Stablecoins Outpace Visa, Mastercard in Transaction Volumes, Driven by Bots
Stablecoins recorded higher transaction volumes than payment giants Visa and Mastercard combined in 2024, highlighting their growing dominance in the global financial ecosystem.
According to a Jan. 31 report by crypto exchange CEX.io, stablecoin transfer volumes reached $27.6 trillion throughout the year, surpassing the combined volumes of Visa and Mastercard by 7.7%. The two payment networks processed a combined total of $25.6 trillion in transactions during the same period.
The report also noted a 59% surge in stablecoin supply, which now constitutes roughly 1% of the total U.S. dollar supply. However, despite the higher transaction volumes, stablecoins lost 13.5% in their total market capitalization share, mainly due to declining activity in the broader crypto market during Q3 2024.
"Following post-election spikes in crypto activity, stablecoin adoption soared, pushing their transaction volumes two to three times higher than those of Visa and Mastercard in Q4 alone," said Illia Otychenko, lead analyst at CEX.io.
Tether (USDT) remained the clear leader in the stablecoin market, accounting for 79.7% of the total trading volume. The stablecoin also saw increased reserves on centralized exchanges, further solidifying its position as the dominant player in the space.
The rise of stablecoin usage for savings and remittances also contributed to the surge in transaction volumes. However, the primary role of stablecoins continued to be within crypto trading and decentralized finance (DeFi).
Bots Drive Stablecoin Transactions on Solana and Base
Interestingly, automated trading bots played a significant role in boosting stablecoin transactions throughout the year. CEX.io estimates that 70% of the total stablecoin transfer volume was driven by bot activity. On certain networks like Solana and Base, this percentage surged to 98%.
"While bot transactions can include harmful practices like frontrunning and pump-and-dump schemes, they also contribute to market efficiency through arbitrage trading and gas fee coverage by paymasters," Otychenko noted.

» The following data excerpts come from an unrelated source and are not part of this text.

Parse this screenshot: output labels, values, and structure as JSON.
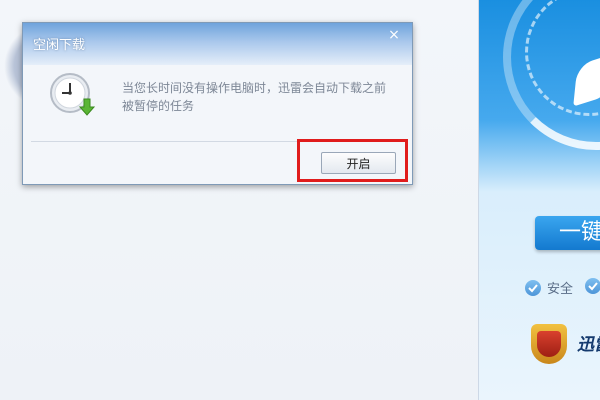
{
  "dialog": {
    "title": "空闲下载",
    "close_glyph": "×",
    "message": "当您长时间没有操作电脑时，迅雷会自动下载之前被暂停的任务",
    "open_button": "开启",
    "icon": "clock-download-icon"
  },
  "right_panel": {
    "one_click_label": "一键",
    "safe_label": "安全",
    "brand_text": "迅雷",
    "check_icon": "check-icon",
    "badge_icon": "shield-badge-icon"
  },
  "colors": {
    "title_gradient_top": "#6fa3dc",
    "highlight": "#e01c1c",
    "accent_blue": "#1a8fe0"
  }
}
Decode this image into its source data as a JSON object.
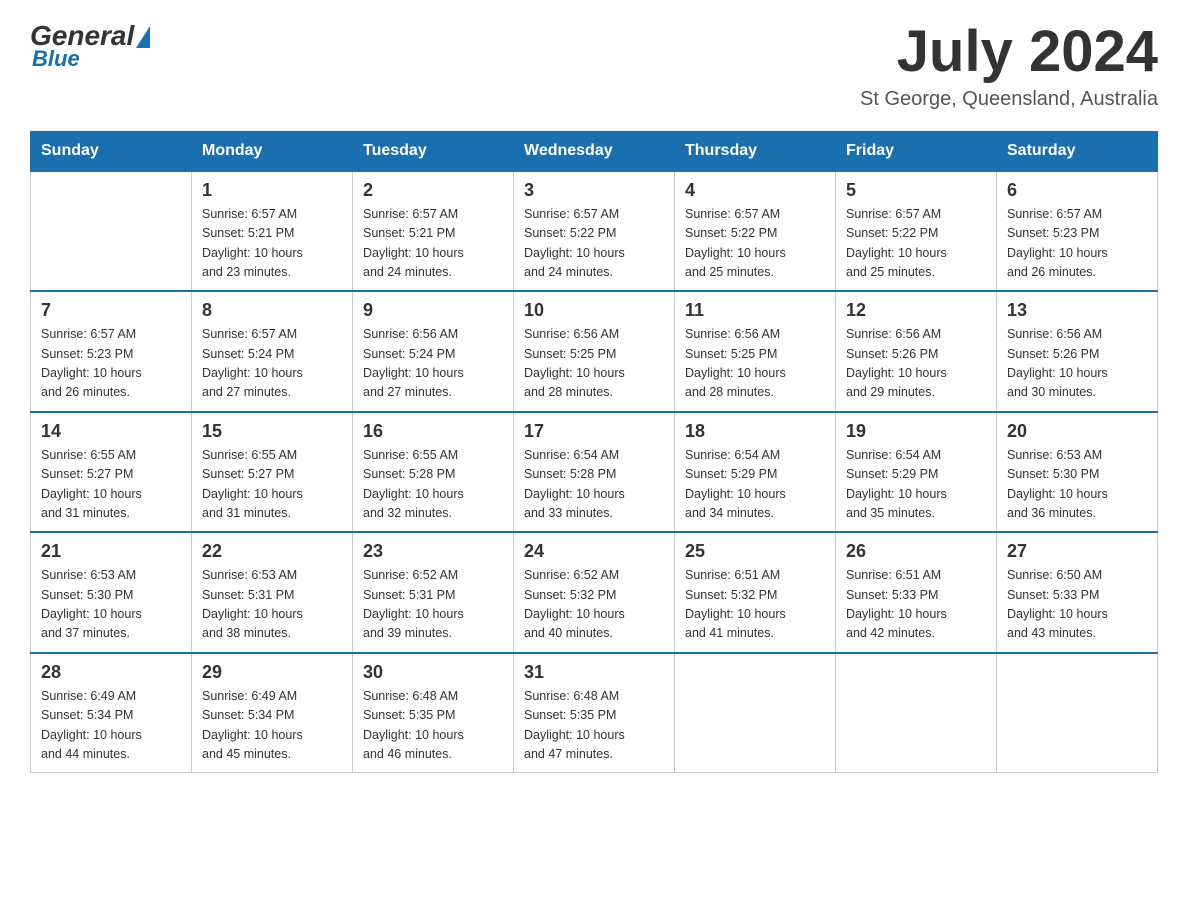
{
  "header": {
    "logo": {
      "general": "General",
      "blue": "Blue",
      "arrow": "▲"
    },
    "title": "July 2024",
    "location": "St George, Queensland, Australia"
  },
  "weekdays": [
    "Sunday",
    "Monday",
    "Tuesday",
    "Wednesday",
    "Thursday",
    "Friday",
    "Saturday"
  ],
  "weeks": [
    [
      {
        "day": "",
        "info": ""
      },
      {
        "day": "1",
        "info": "Sunrise: 6:57 AM\nSunset: 5:21 PM\nDaylight: 10 hours\nand 23 minutes."
      },
      {
        "day": "2",
        "info": "Sunrise: 6:57 AM\nSunset: 5:21 PM\nDaylight: 10 hours\nand 24 minutes."
      },
      {
        "day": "3",
        "info": "Sunrise: 6:57 AM\nSunset: 5:22 PM\nDaylight: 10 hours\nand 24 minutes."
      },
      {
        "day": "4",
        "info": "Sunrise: 6:57 AM\nSunset: 5:22 PM\nDaylight: 10 hours\nand 25 minutes."
      },
      {
        "day": "5",
        "info": "Sunrise: 6:57 AM\nSunset: 5:22 PM\nDaylight: 10 hours\nand 25 minutes."
      },
      {
        "day": "6",
        "info": "Sunrise: 6:57 AM\nSunset: 5:23 PM\nDaylight: 10 hours\nand 26 minutes."
      }
    ],
    [
      {
        "day": "7",
        "info": "Sunrise: 6:57 AM\nSunset: 5:23 PM\nDaylight: 10 hours\nand 26 minutes."
      },
      {
        "day": "8",
        "info": "Sunrise: 6:57 AM\nSunset: 5:24 PM\nDaylight: 10 hours\nand 27 minutes."
      },
      {
        "day": "9",
        "info": "Sunrise: 6:56 AM\nSunset: 5:24 PM\nDaylight: 10 hours\nand 27 minutes."
      },
      {
        "day": "10",
        "info": "Sunrise: 6:56 AM\nSunset: 5:25 PM\nDaylight: 10 hours\nand 28 minutes."
      },
      {
        "day": "11",
        "info": "Sunrise: 6:56 AM\nSunset: 5:25 PM\nDaylight: 10 hours\nand 28 minutes."
      },
      {
        "day": "12",
        "info": "Sunrise: 6:56 AM\nSunset: 5:26 PM\nDaylight: 10 hours\nand 29 minutes."
      },
      {
        "day": "13",
        "info": "Sunrise: 6:56 AM\nSunset: 5:26 PM\nDaylight: 10 hours\nand 30 minutes."
      }
    ],
    [
      {
        "day": "14",
        "info": "Sunrise: 6:55 AM\nSunset: 5:27 PM\nDaylight: 10 hours\nand 31 minutes."
      },
      {
        "day": "15",
        "info": "Sunrise: 6:55 AM\nSunset: 5:27 PM\nDaylight: 10 hours\nand 31 minutes."
      },
      {
        "day": "16",
        "info": "Sunrise: 6:55 AM\nSunset: 5:28 PM\nDaylight: 10 hours\nand 32 minutes."
      },
      {
        "day": "17",
        "info": "Sunrise: 6:54 AM\nSunset: 5:28 PM\nDaylight: 10 hours\nand 33 minutes."
      },
      {
        "day": "18",
        "info": "Sunrise: 6:54 AM\nSunset: 5:29 PM\nDaylight: 10 hours\nand 34 minutes."
      },
      {
        "day": "19",
        "info": "Sunrise: 6:54 AM\nSunset: 5:29 PM\nDaylight: 10 hours\nand 35 minutes."
      },
      {
        "day": "20",
        "info": "Sunrise: 6:53 AM\nSunset: 5:30 PM\nDaylight: 10 hours\nand 36 minutes."
      }
    ],
    [
      {
        "day": "21",
        "info": "Sunrise: 6:53 AM\nSunset: 5:30 PM\nDaylight: 10 hours\nand 37 minutes."
      },
      {
        "day": "22",
        "info": "Sunrise: 6:53 AM\nSunset: 5:31 PM\nDaylight: 10 hours\nand 38 minutes."
      },
      {
        "day": "23",
        "info": "Sunrise: 6:52 AM\nSunset: 5:31 PM\nDaylight: 10 hours\nand 39 minutes."
      },
      {
        "day": "24",
        "info": "Sunrise: 6:52 AM\nSunset: 5:32 PM\nDaylight: 10 hours\nand 40 minutes."
      },
      {
        "day": "25",
        "info": "Sunrise: 6:51 AM\nSunset: 5:32 PM\nDaylight: 10 hours\nand 41 minutes."
      },
      {
        "day": "26",
        "info": "Sunrise: 6:51 AM\nSunset: 5:33 PM\nDaylight: 10 hours\nand 42 minutes."
      },
      {
        "day": "27",
        "info": "Sunrise: 6:50 AM\nSunset: 5:33 PM\nDaylight: 10 hours\nand 43 minutes."
      }
    ],
    [
      {
        "day": "28",
        "info": "Sunrise: 6:49 AM\nSunset: 5:34 PM\nDaylight: 10 hours\nand 44 minutes."
      },
      {
        "day": "29",
        "info": "Sunrise: 6:49 AM\nSunset: 5:34 PM\nDaylight: 10 hours\nand 45 minutes."
      },
      {
        "day": "30",
        "info": "Sunrise: 6:48 AM\nSunset: 5:35 PM\nDaylight: 10 hours\nand 46 minutes."
      },
      {
        "day": "31",
        "info": "Sunrise: 6:48 AM\nSunset: 5:35 PM\nDaylight: 10 hours\nand 47 minutes."
      },
      {
        "day": "",
        "info": ""
      },
      {
        "day": "",
        "info": ""
      },
      {
        "day": "",
        "info": ""
      }
    ]
  ]
}
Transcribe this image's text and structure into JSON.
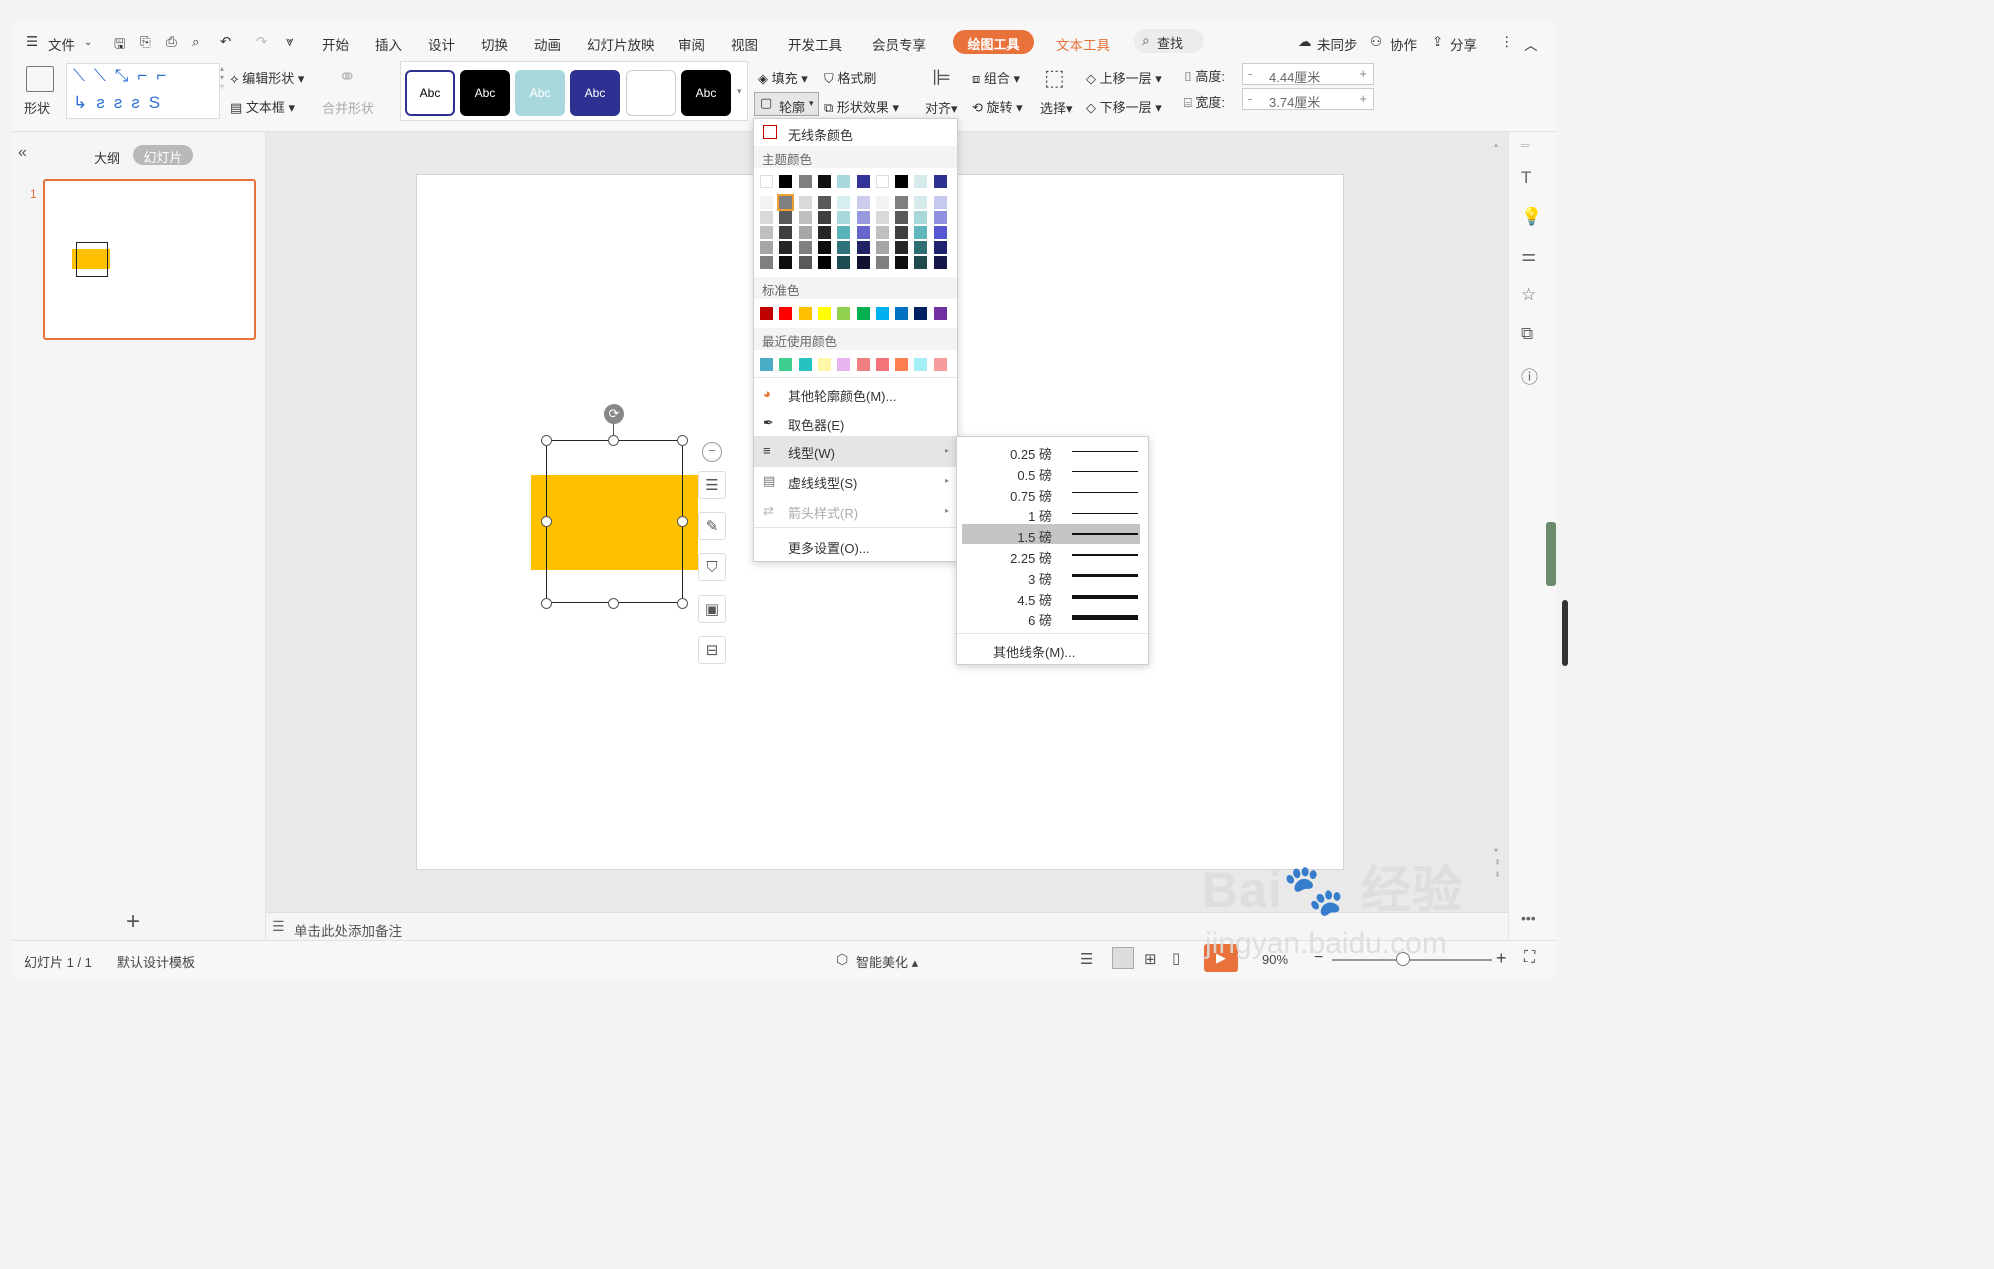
{
  "menubar": {
    "file": "文件",
    "tabs": [
      "开始",
      "插入",
      "设计",
      "切换",
      "动画",
      "幻灯片放映",
      "审阅",
      "视图",
      "开发工具",
      "会员专享"
    ],
    "active_tab": "绘图工具",
    "text_tool_tab": "文本工具",
    "search": "查找",
    "sync": "未同步",
    "collab": "协作",
    "share": "分享"
  },
  "ribbon": {
    "shape": "形状",
    "edit_shape": "编辑形状",
    "textbox": "文本框",
    "merge_shape": "合并形状",
    "styles": [
      "Abc",
      "Abc",
      "Abc",
      "Abc",
      "",
      "Abc"
    ],
    "fill": "填充",
    "format_painter": "格式刷",
    "outline": "轮廓",
    "shape_effect": "形状效果",
    "align": "对齐",
    "group": "组合",
    "rotate": "旋转",
    "select": "选择",
    "bring_forward": "上移一层",
    "send_backward": "下移一层",
    "height_label": "高度:",
    "height_value": "4.44厘米",
    "width_label": "宽度:",
    "width_value": "3.74厘米"
  },
  "leftpanel": {
    "outline_tab": "大纲",
    "slides_tab": "幻灯片",
    "slide_number": "1"
  },
  "outline_menu": {
    "no_line": "无线条颜色",
    "theme_colors": "主题颜色",
    "standard_colors": "标准色",
    "recent_colors": "最近使用颜色",
    "more_colors": "其他轮廓颜色(M)...",
    "eyedropper": "取色器(E)",
    "line_type": "线型(W)",
    "dash_type": "虚线线型(S)",
    "arrow_style": "箭头样式(R)",
    "more_settings": "更多设置(O)...",
    "theme_top": [
      "#ffffff",
      "#000000",
      "#7f7f7f",
      "#111111",
      "#a8d8dc",
      "#333399",
      "#ffffff",
      "#000000",
      "#d5ebec",
      "#2e3192"
    ],
    "standard": [
      "#c00000",
      "#ff0000",
      "#ffc000",
      "#ffff00",
      "#92d050",
      "#00b050",
      "#00b0f0",
      "#0070c0",
      "#002060",
      "#7030a0"
    ],
    "recent": [
      "#4bacc6",
      "#3ecf8e",
      "#25c2c2",
      "#fff6a8",
      "#e8b3f0",
      "#f08080",
      "#f4727a",
      "#ff7f50",
      "#a6eef8",
      "#f79c9c"
    ]
  },
  "line_menu": {
    "widths": [
      "0.25 磅",
      "0.5 磅",
      "0.75 磅",
      "1 磅",
      "1.5 磅",
      "2.25 磅",
      "3 磅",
      "4.5 磅",
      "6 磅"
    ],
    "selected": "1.5 磅",
    "more_lines": "其他线条(M)..."
  },
  "notes": {
    "placeholder": "单击此处添加备注"
  },
  "status": {
    "slide_count": "幻灯片 1 / 1",
    "template": "默认设计模板",
    "beautify": "智能美化",
    "zoom": "90%"
  },
  "watermark": {
    "text": "jingyan.baidu.com"
  }
}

Despite concerns over manipulation, bot-driven stablecoin transfers also highlight the maturation of certain blockchain networks, particularly in their role as liquidity providers in DeFi. The deep integration of stablecoins into automated trading suggests that their dominance in digital transactions will likely persist.
Ethereum, Tron Maintain Lead as New Networks Gain Ground
Among blockchain networks, Ethereum and Tron maintained their positions as the top networks for stablecoin transactions. The two networks accounted for over 83% of the market by the end of 2024. However, their combined market share declined from 90% at the start of the year.
This shift indicates a broader trend toward emerging networks such as Solana, Arbitrum, Base, and Aptos, which saw their market shares increase significantly over the same period. Tron’s market share notably dropped from 38% to 29%, reflecting the broader changes in stablecoin distribution.
In contrast to Tron, Ethereum’s stablecoin market capitalization surged by 65% to reach a new all-time high by the end of 2024. According to the report, analysts attributed this growth to lower transaction fees following the Dencun upgrade in March and increased optimism in the crypto market following the U.S. elections.